52. [XLVII.]—If Pelagius Agrees with Ambrose, Augustin Has No Controversy with Him.
Inasmuch, however, as the discussion about free will and God’s grace has such difficulty in its distinctions, that when free will is maintained, God’s grace is apparently denied; whilst when God’s grace is asserted, free will is supposed to be done away with,—Pelagius can so involve himself in the shades of this obscurity as to profess agreement with all that we have quoted from St. Ambrose, and declare that such is, and always has been, his opinion also; and endeavour so to explain each, that men may suppose his opinion, to be in fair accord with Ambrose’s. So far therefore, as concerns the questions of God’s help and grace, you are requested to observe the three things which he has distinguished so very plainly, under the terms “ability,” “will,” and “actuality,” that is, “capacity,” “volition,” and “action.”129 See above, ch. 4. If, then, he has come round to an agreement with us, then not the “capacity” alone in man, even if he neither wills nor performs the good, but the volition and the action also,—in other words, our willing well and doing well,—things which have no existence in man, except when he has a good will and acts rightly:—if, I repeat, he thus consents to hold with us that even the volition and the action are assisted by God, and so assisted that we can neither will nor do any good thing without such help; if, too, he believes that this is that very grace of God through our Lord Jesus Christ which makes us righteous through His righteousness, and not our own, so that our true righteousness is that which we have of Him,—then, so far as I can judge, there will remain no further controversy between us concerning the assistance we have from the grace of God.
CAPUT XLVII.
52. Sed quia ista quaestio, ubi de arbitrio voluntatis et Dei gratia disputatur, ita est ad discernendum difficilis, ut quando defenditur liberum arbitrium, negari Dei gratia videatur; quando autem asseritur Dei gratia, liberum arbitrium putetur auferri: potest Pelagius ita se latebris obscuritatis hujus involvere, ut etiam iis quae a sancto Ambrosio conscripta posuimus, consentire se dicat; et ea se quoque sentire proclamet, semperque sensisse; atque ita singula conetur exponere, ut etiam ejus sententiae convenire credantur.
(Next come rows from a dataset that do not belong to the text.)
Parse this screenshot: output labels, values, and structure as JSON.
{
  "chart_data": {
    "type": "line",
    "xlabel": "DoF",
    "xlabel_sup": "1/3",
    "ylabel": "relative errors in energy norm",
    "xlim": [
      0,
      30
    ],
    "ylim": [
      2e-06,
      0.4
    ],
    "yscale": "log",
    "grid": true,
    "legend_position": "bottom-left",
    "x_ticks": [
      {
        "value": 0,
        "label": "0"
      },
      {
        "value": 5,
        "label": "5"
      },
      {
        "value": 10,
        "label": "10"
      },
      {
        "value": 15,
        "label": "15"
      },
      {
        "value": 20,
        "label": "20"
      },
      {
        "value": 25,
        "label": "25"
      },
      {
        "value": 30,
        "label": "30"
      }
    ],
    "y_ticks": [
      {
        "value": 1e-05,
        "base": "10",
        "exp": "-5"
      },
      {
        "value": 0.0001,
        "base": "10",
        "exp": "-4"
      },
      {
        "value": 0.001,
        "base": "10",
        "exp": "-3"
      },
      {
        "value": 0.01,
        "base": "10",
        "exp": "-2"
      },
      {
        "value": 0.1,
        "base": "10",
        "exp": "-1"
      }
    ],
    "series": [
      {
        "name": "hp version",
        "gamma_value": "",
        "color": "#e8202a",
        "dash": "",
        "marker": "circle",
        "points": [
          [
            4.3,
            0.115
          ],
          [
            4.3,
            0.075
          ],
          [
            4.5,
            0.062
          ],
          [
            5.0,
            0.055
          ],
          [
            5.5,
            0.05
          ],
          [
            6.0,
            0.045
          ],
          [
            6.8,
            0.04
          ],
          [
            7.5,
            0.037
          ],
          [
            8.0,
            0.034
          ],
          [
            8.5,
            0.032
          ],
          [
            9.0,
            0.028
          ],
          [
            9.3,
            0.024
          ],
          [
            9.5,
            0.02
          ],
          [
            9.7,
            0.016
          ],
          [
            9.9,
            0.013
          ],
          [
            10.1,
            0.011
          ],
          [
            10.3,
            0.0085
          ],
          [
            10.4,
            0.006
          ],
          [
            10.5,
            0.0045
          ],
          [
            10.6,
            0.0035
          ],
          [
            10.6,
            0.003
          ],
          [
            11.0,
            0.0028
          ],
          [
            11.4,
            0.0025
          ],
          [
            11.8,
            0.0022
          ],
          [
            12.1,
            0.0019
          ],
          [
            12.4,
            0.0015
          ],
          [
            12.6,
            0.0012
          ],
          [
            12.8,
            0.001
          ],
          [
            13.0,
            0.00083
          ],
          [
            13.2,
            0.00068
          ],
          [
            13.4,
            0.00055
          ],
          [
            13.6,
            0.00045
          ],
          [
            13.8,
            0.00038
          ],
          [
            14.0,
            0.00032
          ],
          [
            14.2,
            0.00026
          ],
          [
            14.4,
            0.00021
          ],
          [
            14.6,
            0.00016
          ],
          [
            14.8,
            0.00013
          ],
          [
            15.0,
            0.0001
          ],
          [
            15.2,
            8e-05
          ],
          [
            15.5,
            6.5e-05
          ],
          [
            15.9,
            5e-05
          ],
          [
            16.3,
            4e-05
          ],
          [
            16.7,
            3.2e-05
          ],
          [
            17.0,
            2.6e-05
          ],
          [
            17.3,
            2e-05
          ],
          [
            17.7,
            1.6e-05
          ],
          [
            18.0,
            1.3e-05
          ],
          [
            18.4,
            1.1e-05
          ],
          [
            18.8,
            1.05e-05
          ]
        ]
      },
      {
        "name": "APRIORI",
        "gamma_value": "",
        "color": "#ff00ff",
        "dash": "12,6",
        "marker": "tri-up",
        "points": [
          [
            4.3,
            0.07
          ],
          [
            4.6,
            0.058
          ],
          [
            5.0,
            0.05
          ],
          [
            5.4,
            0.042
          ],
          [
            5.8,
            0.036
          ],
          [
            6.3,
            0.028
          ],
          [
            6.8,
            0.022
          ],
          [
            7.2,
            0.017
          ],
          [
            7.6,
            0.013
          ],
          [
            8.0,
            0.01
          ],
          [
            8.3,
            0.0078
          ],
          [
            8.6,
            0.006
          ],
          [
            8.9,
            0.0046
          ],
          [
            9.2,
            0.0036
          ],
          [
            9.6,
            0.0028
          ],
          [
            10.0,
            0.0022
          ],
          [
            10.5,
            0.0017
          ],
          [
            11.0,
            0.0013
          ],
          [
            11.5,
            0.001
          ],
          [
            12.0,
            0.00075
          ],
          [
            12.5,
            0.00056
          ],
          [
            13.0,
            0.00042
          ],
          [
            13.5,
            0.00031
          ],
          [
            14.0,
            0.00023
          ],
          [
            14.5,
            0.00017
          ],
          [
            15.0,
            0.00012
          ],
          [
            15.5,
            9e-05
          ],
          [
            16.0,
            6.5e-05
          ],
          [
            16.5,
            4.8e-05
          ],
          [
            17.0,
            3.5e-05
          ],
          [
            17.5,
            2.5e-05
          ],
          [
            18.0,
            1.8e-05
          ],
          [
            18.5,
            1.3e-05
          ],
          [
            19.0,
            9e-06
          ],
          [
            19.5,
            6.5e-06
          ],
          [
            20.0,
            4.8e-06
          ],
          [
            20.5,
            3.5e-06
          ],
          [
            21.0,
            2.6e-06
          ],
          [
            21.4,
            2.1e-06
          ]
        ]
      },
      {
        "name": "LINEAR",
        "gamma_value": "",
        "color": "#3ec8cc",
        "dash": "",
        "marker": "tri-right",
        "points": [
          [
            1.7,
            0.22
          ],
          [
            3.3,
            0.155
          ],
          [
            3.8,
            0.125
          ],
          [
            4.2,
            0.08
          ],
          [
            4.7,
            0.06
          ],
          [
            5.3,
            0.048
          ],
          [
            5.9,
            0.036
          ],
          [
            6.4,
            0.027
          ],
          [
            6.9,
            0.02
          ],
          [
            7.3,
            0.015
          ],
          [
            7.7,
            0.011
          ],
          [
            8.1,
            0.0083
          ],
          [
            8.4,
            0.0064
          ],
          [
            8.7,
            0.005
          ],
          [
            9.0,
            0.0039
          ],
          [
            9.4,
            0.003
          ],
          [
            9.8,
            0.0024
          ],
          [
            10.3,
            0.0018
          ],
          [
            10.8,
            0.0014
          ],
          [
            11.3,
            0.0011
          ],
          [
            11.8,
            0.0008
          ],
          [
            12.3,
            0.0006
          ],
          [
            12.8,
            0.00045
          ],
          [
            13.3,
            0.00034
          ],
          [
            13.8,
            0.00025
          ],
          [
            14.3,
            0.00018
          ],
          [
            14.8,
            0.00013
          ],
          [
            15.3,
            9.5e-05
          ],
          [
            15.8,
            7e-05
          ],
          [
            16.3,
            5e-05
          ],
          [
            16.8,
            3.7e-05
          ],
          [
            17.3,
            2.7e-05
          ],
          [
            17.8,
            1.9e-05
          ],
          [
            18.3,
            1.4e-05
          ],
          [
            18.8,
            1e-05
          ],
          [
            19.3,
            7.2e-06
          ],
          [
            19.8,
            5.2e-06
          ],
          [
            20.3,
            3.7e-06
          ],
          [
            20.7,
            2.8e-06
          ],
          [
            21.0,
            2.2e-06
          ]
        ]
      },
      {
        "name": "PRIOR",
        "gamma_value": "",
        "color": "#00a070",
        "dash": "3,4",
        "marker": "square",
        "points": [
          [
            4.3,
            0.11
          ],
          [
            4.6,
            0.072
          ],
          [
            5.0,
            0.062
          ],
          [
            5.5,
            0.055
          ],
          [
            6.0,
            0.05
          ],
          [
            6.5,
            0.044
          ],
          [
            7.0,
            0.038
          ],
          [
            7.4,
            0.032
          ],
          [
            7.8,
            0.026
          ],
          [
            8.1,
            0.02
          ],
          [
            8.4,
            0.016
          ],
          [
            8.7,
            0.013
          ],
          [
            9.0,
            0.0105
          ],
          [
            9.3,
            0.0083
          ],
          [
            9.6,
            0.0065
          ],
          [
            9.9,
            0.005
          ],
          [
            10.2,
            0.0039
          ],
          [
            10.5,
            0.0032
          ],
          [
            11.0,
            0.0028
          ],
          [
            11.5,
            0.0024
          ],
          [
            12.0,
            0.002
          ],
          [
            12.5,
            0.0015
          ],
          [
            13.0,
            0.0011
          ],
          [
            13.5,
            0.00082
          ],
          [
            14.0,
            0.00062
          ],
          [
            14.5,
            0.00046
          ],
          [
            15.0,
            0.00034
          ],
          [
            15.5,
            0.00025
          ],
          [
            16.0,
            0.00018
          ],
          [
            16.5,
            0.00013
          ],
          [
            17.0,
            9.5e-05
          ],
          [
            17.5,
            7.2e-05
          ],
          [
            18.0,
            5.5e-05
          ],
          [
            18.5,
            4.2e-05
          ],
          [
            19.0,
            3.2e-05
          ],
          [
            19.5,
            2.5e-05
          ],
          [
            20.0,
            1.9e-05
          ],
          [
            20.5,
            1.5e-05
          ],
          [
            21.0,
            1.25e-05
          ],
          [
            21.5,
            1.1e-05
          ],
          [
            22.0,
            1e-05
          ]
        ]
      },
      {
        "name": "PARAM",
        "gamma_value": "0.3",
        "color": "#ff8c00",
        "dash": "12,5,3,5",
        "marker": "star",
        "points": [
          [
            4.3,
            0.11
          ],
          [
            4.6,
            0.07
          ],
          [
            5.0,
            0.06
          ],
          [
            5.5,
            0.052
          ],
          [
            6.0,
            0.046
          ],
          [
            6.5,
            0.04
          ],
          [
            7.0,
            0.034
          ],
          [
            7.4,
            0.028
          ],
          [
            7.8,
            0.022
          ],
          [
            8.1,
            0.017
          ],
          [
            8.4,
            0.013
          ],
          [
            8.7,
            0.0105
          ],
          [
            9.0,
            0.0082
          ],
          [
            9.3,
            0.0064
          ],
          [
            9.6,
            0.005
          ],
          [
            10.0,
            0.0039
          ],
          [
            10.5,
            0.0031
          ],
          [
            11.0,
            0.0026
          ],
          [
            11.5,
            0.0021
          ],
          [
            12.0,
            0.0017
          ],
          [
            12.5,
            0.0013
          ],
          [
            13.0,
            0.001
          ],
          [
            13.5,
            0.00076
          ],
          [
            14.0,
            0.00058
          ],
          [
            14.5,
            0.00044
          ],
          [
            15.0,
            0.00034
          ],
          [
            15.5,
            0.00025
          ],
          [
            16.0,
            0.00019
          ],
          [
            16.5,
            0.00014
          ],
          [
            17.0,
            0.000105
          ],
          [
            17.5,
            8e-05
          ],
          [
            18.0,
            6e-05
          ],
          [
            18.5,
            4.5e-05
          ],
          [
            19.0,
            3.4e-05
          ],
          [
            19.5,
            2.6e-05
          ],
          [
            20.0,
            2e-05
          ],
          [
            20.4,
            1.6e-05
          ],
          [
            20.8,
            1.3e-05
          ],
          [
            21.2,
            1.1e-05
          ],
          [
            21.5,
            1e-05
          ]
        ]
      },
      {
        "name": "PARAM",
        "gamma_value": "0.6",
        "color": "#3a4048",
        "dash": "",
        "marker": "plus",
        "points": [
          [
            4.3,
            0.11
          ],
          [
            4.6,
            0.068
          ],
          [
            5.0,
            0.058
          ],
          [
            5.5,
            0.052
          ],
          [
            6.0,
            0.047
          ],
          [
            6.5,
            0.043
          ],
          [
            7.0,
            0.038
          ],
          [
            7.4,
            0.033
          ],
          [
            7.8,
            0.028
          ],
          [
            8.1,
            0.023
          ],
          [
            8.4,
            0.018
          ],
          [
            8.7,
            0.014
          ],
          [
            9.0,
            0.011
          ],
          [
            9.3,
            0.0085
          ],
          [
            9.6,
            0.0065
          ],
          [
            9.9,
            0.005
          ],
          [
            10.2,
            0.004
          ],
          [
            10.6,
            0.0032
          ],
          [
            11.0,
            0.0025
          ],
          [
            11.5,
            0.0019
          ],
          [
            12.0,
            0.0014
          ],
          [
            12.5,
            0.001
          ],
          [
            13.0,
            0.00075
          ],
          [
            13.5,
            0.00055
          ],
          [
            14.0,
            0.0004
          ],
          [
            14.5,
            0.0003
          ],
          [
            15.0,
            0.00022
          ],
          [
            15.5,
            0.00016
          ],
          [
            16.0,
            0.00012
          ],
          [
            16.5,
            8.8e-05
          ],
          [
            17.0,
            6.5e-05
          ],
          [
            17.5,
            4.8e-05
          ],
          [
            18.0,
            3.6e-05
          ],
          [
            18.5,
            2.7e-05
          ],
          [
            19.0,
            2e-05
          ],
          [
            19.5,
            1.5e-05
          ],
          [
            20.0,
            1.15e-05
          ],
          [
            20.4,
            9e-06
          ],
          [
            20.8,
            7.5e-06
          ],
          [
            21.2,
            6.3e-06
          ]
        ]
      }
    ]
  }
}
Quapropter quantum attinet ad istam de divina gratia et adjutorio quaestionem, tria illa quae apertissime distinxit attendite: posse, velle, esse ; id est, possibilitatem, voluntatem, actionem. Si ergo consenserit nobis, non solam possibilitatem in homine, etiamsi nec velit, nec agat bene, sed ipsam quoque voluntatem et actionem, id est, ut bene velimus et bene agamus, quae non sunt in homine, nisi 0384 quando bene vult et bene agit: si, ut dixi, consenserit, etiam ipsam voluntatem et actionem divinitus adjuvari, et sic adjuvari, ut sine illo adjutorio nihil bene velimus et agamus, eamque esse gratiam Dei per Jesum Christum Dominum nostrum, in qua nos sua non nostra justitia justos facit, ut ea sit vera nostra justitia quae nobis ab illo est; nihil de adjutorio gratiae Dei, quantum arbitror, inter nos controversiae relinquetur.